The typical DMA write path (device → GuestMemory): the device I/O thread fills a local data buffer from host-side I/O (e.g., disk read), calls DMACoherencyManager to prepare the transfer (RX path: DeviceToRAM), writes data into GuestMemory via writeBlock() with AccessKind::DMAWrite, and signals coherency completion. The typical DMA read path (GuestMemory → device) follows the TX path: DMACoherencyManager flushes CPU caches for the region (RAMToDevice), reads data from GuestMemory, and delivers it to the host-side I/O path.
DMACoherencyManager (mmio_DMACoherencyManager.h, ~579 lines) ensures that DMA transfers observe correct memory ordering with respect to CPU operations. It manages three coherency concerns:
TX path (RAMToDevice): Before a device reads from GuestMemory (e.g., to fetch DMA descriptors or transmit buffer data), DMACoherencyManager ensures that all prior CPU writes to the affected memory region are visible. In a real Alpha system, this would involve cache flush operations; in EMulatR, it involves draining the affected CPU's write buffer entries that overlap the DMA region.
RX path (DeviceToRAM): After a device writes to GuestMemory (e.g., depositing received network packets or disk read data), DMACoherencyManager ensures that subsequent CPU reads from the affected region see the device-written data, not stale cached values. This involves invalidating any overlapping write buffer entries and, in SMP configurations, coordinating across multiple CPUs.
LL/SC reservation invalidation: DMA writes to memory regions that overlap with an active LL/SC reservation must break the reservation. DMACoherencyManager calls ReservationManager::breakReservationsOnCacheLine() for each 64-byte cache line touched by a DMA write. This prevents a STx_C from succeeding after a device has modified the memory it was protecting.

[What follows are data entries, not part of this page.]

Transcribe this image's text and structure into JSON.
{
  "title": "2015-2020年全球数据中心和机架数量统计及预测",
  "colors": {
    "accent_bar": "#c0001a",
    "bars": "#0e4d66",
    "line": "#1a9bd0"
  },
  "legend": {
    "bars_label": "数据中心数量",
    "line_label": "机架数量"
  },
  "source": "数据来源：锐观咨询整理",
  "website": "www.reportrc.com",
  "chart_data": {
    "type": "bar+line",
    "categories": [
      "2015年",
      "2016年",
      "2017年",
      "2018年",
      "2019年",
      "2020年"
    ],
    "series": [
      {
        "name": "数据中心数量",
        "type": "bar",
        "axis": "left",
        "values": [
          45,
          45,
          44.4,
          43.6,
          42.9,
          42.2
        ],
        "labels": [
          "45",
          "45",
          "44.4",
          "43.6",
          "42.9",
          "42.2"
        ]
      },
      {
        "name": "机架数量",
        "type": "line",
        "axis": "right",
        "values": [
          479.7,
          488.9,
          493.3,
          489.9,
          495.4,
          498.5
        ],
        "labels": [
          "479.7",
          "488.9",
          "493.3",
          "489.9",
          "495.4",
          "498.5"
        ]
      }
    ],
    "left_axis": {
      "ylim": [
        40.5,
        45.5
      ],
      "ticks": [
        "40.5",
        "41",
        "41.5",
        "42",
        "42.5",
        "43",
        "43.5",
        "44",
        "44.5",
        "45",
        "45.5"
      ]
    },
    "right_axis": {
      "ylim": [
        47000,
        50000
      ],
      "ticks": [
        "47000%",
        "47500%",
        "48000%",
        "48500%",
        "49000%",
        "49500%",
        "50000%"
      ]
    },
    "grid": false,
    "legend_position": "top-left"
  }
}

DMA addresses are physical addresses within the GuestMemory space. DMABufferDescriptor tracks each allocated DMA buffer with its physical address, size, owning device UID, and address mask. The address mask distinguishes 32-bit DMA devices (which can only address the lower 4 GB of physical memory) from 64-bit DMA devices (which can address the full physical address space). The dmaMask field in DeviceTemplate specifies the device's DMA addressing capability.
Invariant: All DMA transfers route through GuestMemory with explicit AccessKind designation. No device may access SafeMemory directly. DMA completion does not imply memory ordering unless enforced by a subsequent interrupt and barrier.